IPTC Metadata Update
What is IPTC Metadata?
As photographers expend considerable effort in cataloging their photos (adding keywords & tags), there is a strong desire to store this metadata within the image files themselves, rather than simply in the photo catalog program's internal database. IPTC provides a industry-standard set of fields that can be embedded within JPEG images, allowing keywords and other information to be stored directly within each image file. Doing so provides not only an extra level of redundancy (should your catalog software database become corrupted), but also the ability to share these extra details with others (who may not have access to your image database).
Example of problem with directory-based comparison
The following example is from a JPEG image file that was originally backed up by Backup4All. Later, in a photo catalog program, I updated one of the IPTC Metadata fields, being careful not to change the length of the field (simply changed one character). When I saved the changes, the photo catalog program wrote back the embedded IPTC metadata to the original JPEG file (this behavior is standard practice).
But, when I view the general file characteristics from within Windows XP Explorer, I see that the file size, and last modified date didn't change. In fact, nothing appears to have changed in the file at all, from the perspective of the file properties view.

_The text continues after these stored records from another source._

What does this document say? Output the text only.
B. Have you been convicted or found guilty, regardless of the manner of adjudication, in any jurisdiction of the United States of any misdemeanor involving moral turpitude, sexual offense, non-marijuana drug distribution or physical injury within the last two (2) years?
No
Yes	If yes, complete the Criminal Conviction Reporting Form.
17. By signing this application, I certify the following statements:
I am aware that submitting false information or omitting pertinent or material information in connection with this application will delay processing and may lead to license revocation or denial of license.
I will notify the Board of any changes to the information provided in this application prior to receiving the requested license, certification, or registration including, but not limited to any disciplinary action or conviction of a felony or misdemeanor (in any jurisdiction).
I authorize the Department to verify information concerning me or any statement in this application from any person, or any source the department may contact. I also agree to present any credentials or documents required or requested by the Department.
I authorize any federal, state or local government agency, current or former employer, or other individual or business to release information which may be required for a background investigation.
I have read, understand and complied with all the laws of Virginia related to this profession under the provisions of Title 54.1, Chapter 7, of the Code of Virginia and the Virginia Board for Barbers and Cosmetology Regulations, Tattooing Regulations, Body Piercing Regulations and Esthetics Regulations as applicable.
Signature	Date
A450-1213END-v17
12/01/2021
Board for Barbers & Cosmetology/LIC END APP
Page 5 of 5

Then, I compared the before and after versions in a hex editor (I used Beyond Compare) and confirm that only 1 byte in the file has changed -- nothing else.
Turn off the preservation of date/time
To work around the performance problems associated with relying on CRC32, I strongly recommend that you consider turning off the option to preserve the date and timestamps when updating metadata within your photo catalog software. Doing so will allow you to use the much faster file property comparisons (e.g. compare based on size & last modified date).
|Turning off the preservation of date/time in IMatch|
If you configure your backup program to use directory-based comparisons for the incremental backup, the scanning process is extremely quick. Only the file directory tables need to be read in and traversed. The amount of data being read is very small.
On the other hand, if you add in a file-based comparison (such as CRC32), then the program must read in each file in its entirety. The time taken will be proportional to the size of your entire backup set. Many hard drives (if not fragmented) will read at approximately 20 MB/sec. If most of your files are very small, then the read rate will be even lower as the overhead associated with reading each individual file will become more significant.
Backup set: 84,381 files @ 89.0 Gigabytes
|Comparison Criteria||Time||Files Identified||Rate|
|File Info||01 min 23 sec||11||1017 files / sec|
|CRC32||70 min 00 sec||352||21.2 MB / sec|
In the above table, notice the huge difference in performance. Also recognize that the CRC32 method identified hundreds of additional files that had changed, but that were not identified with the File Info method!